CS599 Physically Based Modeling for Interactive Simulation and Games

Administrative Matters

 

Spring 2010, Tuesday and Thursday, 12:30-1:50, VHE 210

Instructor: Jernej Barbic

·      Office: SAL 230

·      Office hours: by appointment

·      Phone: 213-740-1914

·      Email: jnb@usc.edu

TA(s): TBA

 

Introduction and Purposes

 

This course introduces students to physically based simulation for computer graphics and related fields. Physically based simulation is an active research area in computer graphics, with applications to computer games, virtual reality systems, and movie special effects. Efficient numerical methods for simulating a variety of visually interesting physical phenomena will be discussed in the context of interactive simulation. Topics include deformable objects (solids, cloth), fluids, sound simulation, collision detection, haptics, rigid body dynamics, and GPU programming. In addition to computer science students, this course should also be appropriate for graduate students in related disciplines such as mathematics and physics.

 

Prerequisites

 

 

Topics

 

 

 

Readings

 

There is no required textbook. Selected articles, book chapters, and course notes will be made available online. A reference book on OpenGL is recommended for help with the homework and the project. Examples of selected articles to be covered in class:

 

Baraff, Witkin: Large steps in cloth simulation, SIGGRAPH 1998

http://portal.acm.org/citation.cfm?id=280821

 

Jos Stam: Stable Fluids, SIGGRAPH 1999

http://www.dgp.toronto.edu/~stam/reality/Research/pub.html

 

E.G. Parker and J. F. O'Brien: Real-Time Deformation and Fracture in a Game Environment, ACM SIGGRAPH/Eurographics Symposium on Computer Animation, 2009

http://www.cs.berkeley.edu/b-cam/Papers/Parker-2009-RTD/

 

Assignments and project

 

There will be two programming homework assignments, and a final programming class project.

 

In each assignment, the student will program an interactive computer graphics simulation, related to the material covered in class. Tentative topics are a mass-spring system simulation, and a dynamic simulation of rigid bodies with constraints.

 

Students will be able to select their individual topic for the final project.  Examples: implement a SIGGRAPH paper of your choice, implement an elaborate demo using a physics game engine (e.g., Havok), a fluid solver, a collision detection algorithm, a robotic rigid multi-body system, a real-time sound simulator, a fast FEM deformable object simulation, a simulation in CUDA, etc.

 

Backgrounds in OpenGL or Direct3D are going to be very helpful for the homework assignments and the project.

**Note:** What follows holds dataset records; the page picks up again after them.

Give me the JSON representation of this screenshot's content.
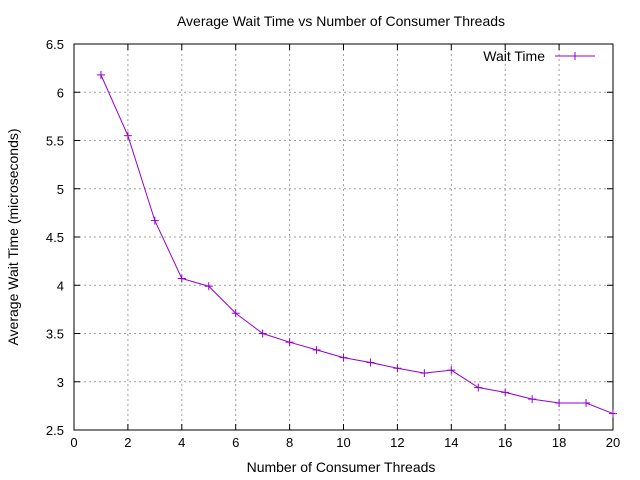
{
  "chart_data": {
    "type": "line",
    "title": "Average Wait Time vs Number of Consumer Threads",
    "xlabel": "Number of Consumer Threads",
    "ylabel": "Average Wait Time (microseconds)",
    "xlim": [
      0,
      20
    ],
    "ylim": [
      2.5,
      6.5
    ],
    "x_ticks": [
      0,
      2,
      4,
      6,
      8,
      10,
      12,
      14,
      16,
      18,
      20
    ],
    "y_ticks": [
      2.5,
      3,
      3.5,
      4,
      4.5,
      5,
      5.5,
      6,
      6.5
    ],
    "y_tick_labels": [
      "2.5",
      "3",
      "3.5",
      "4",
      "4.5",
      "5",
      "5.5",
      "6",
      "6.5"
    ],
    "grid": true,
    "legend_position": "top-right",
    "series": [
      {
        "name": "Wait Time",
        "color": "#9400d3",
        "marker": "plus",
        "x": [
          1,
          2,
          3,
          4,
          5,
          6,
          7,
          8,
          9,
          10,
          11,
          12,
          13,
          14,
          15,
          16,
          17,
          18,
          19,
          20
        ],
        "y": [
          6.18,
          5.55,
          4.67,
          4.07,
          3.99,
          3.71,
          3.5,
          3.41,
          3.33,
          3.25,
          3.2,
          3.14,
          3.09,
          3.12,
          2.94,
          2.89,
          2.82,
          2.78,
          2.78,
          2.67
        ]
      }
    ]
  }
}
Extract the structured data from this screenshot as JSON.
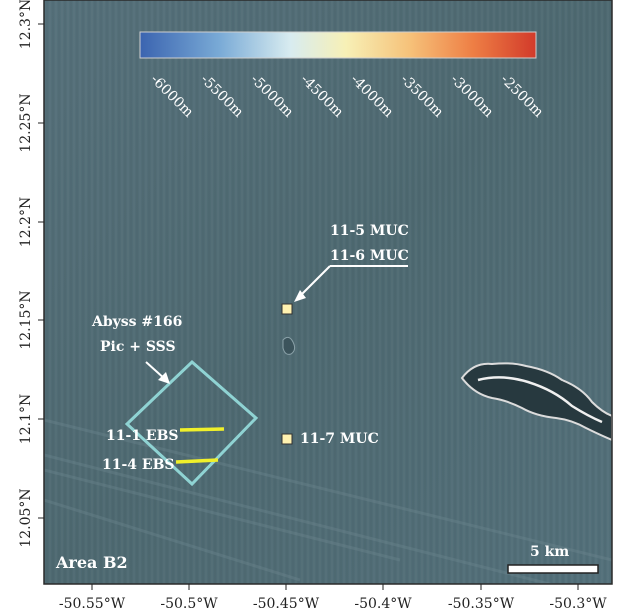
{
  "map": {
    "area_label": "Area B2",
    "scale_bar_label": "5 km",
    "x_ticks": [
      "-50.55°W",
      "-50.5°W",
      "-50.45°W",
      "-50.4°W",
      "-50.35°W",
      "-50.3°W"
    ],
    "y_ticks": [
      "12.3°N",
      "12.25°N",
      "12.2°N",
      "12.15°N",
      "12.1°N",
      "12.05°N"
    ],
    "colorbar": {
      "labels": [
        "-6000m",
        "-5500m",
        "-5000m",
        "-4500m",
        "-4000m",
        "-3500m",
        "-3000m",
        "-2500m"
      ],
      "colors": [
        "#3b64b0",
        "#79aad6",
        "#d8ecf0",
        "#f7f0b6",
        "#f6c27a",
        "#ee7f45",
        "#d23a2a"
      ]
    },
    "annotations": {
      "muc_11_5": "11-5 MUC",
      "muc_11_6": "11-6 MUC",
      "muc_11_7": "11-7 MUC",
      "abyss_line1": "Abyss #166",
      "abyss_line2": "Pic + SSS",
      "ebs_11_1": "11-1 EBS",
      "ebs_11_4": "11-4 EBS"
    },
    "colors": {
      "seafloor": "#4f6a72",
      "frame": "#2a2a2a",
      "survey_box": "#8fd3d3",
      "ebs_track": "#f0f02a",
      "station_marker": "#fff2b0",
      "ridge_light": "#d9d9d9"
    }
  }
}
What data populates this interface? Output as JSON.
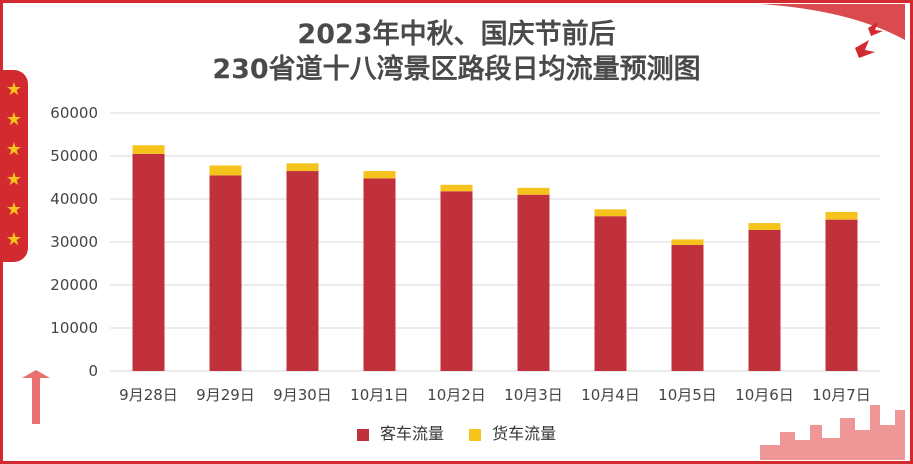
{
  "chart_data": {
    "type": "bar",
    "stacked": true,
    "title_line1": "2023年中秋、国庆节前后",
    "title_line2": "230省道十八湾景区路段日均流量预测图",
    "categories": [
      "9月28日",
      "9月29日",
      "9月30日",
      "10月1日",
      "10月2日",
      "10月3日",
      "10月4日",
      "10月5日",
      "10月6日",
      "10月7日"
    ],
    "series": [
      {
        "name": "客车流量",
        "color": "#c0313b",
        "values": [
          50500,
          45500,
          46500,
          44800,
          41800,
          41000,
          36000,
          29300,
          32800,
          35200
        ]
      },
      {
        "name": "货车流量",
        "color": "#f6c21c",
        "values": [
          2000,
          2300,
          1800,
          1700,
          1500,
          1600,
          1600,
          1300,
          1600,
          1800
        ]
      }
    ],
    "ylim": [
      0,
      60000
    ],
    "yticks": [
      0,
      10000,
      20000,
      30000,
      40000,
      50000,
      60000
    ],
    "grid": true,
    "legend_position": "bottom"
  },
  "decor": {
    "stars": [
      "★",
      "★",
      "★",
      "★",
      "★",
      "★"
    ]
  }
}
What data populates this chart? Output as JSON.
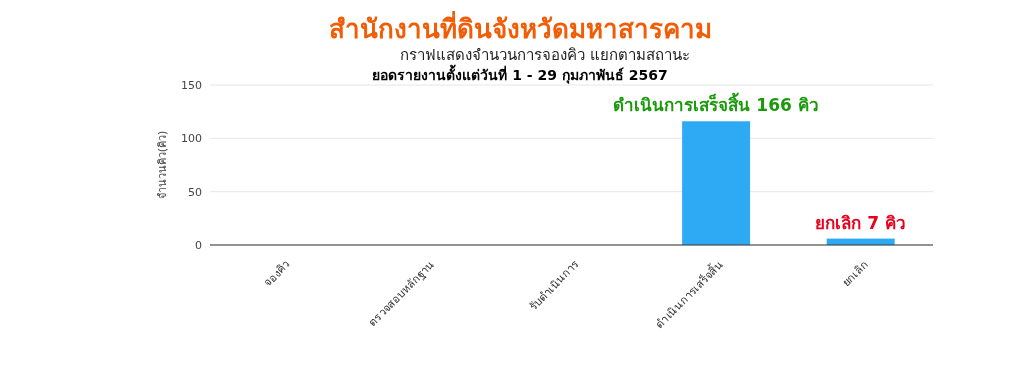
{
  "chart_data": {
    "type": "bar",
    "title": "สำนักงานที่ดินจังหวัดมหาสารคาม",
    "subtitle": "กราฟแสดงจำนวนการจองคิว แยกตามสถานะ",
    "ylabel": "จำนวนคิว(คิว)",
    "categories": [
      "จองคิว",
      "ตรวจสอบหลักฐาน",
      "รับดำเนินการ",
      "ดำเนินการเสร็จสิ้น",
      "ยกเลิก"
    ],
    "values": [
      0,
      0,
      0,
      116,
      6
    ],
    "color": "#2eaaf5",
    "ylim": [
      0,
      150
    ],
    "yticks": [
      0,
      50,
      100,
      150
    ],
    "grid": "y",
    "annotations": [
      "ยอดรายงานตั้งแต่วันที่ 1 - 29 กุมภาพันธ์ 2567",
      {
        "text": "ดำเนินการเสร็จสิ้น 166 คิว",
        "x": "ดำเนินการเสร็จสิ้น",
        "y": 116
      },
      {
        "text": "ยกเลิก 7 คิว",
        "x": "ยกเลิก",
        "y": 6
      }
    ]
  }
}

There will be at least one programming assignment in OpenGL and C. Students who do not have experience with OpenGL can still take the course, but they have to be ready to spend additional time to gain the necessary OpenGL proficiency to program the assignments.

 

Grading

 

All assignments and the project must be done individually. All assignments and the project must be completed to pass the course.

 

·      Assignments: 20% each (40% total)

·      Project: 50%

·      Class participation: 10%

 

The project grade will include the quality of the final project report, and the mandatory in-class project presentation.

 

Late policy

 

All work submitted after the deadline will receive a substantial score deduction, including potentially a zero score. Exceptions will be granted only under most dire circumstances and must be discussed with and approved by the instructor in advance.

 

Statement for Students with Disabilities

 

Any student requesting academic accommodations based on a disability is required to register with Disability Services and Programs (DSP) each semester. A letter of verification for approved accommodations can be obtained from DSP. Please be sure the letter is delivered to me (or to TA) as early in the semester as possible. DSP is located in STU 301 and is open 8:30 a.m.–5:00 p.m., Monday through Friday. The phone number for DSP is (213) 740-0776.

 

Academic integrity

 

All students are expected to maintain the utmost level of academic integrity. Passing off anyone else's (whether it be a fellow student or someone outside the university) work as your own is a serious infraction, and will lead to appropriate sanctions. Files that are clearly the same, or altered copies of each other, will receive zero credit and the USC Office of Student Judicial Affairs and Community Standards will be notified. Please consult the USC Student Conduct Code for details on what is and is not appropriate, and for the possible consequences of infractions.

 

 

USC Statement on Academic Integrity

 

USC seeks to maintain an optimal learning environment. General principles of academic honesty include the concept of respect for the intellectual property of others, the expectation that individual work will be submitted unless otherwise allowed by an instructor, and the obligations both to protect one’s own academic work from misuse by others as well as to avoid using another’s work as one’s own. All students are expected to understand and abide by these principles. Scampus, the Student Guidebook, contains the Student Conduct Code in Section 11.00, while the recommended sanctions are located in Appendix A: http://www.usc.edu/dept/publications/SCAMPUS/gov/. Students will be referred to the Office of Student Judicial Affairs and Community Standards for further review, should there be any suspicion of academic dishonesty. The Review process can be found at: http://www.usc.edu/student-affairs/SJACS/.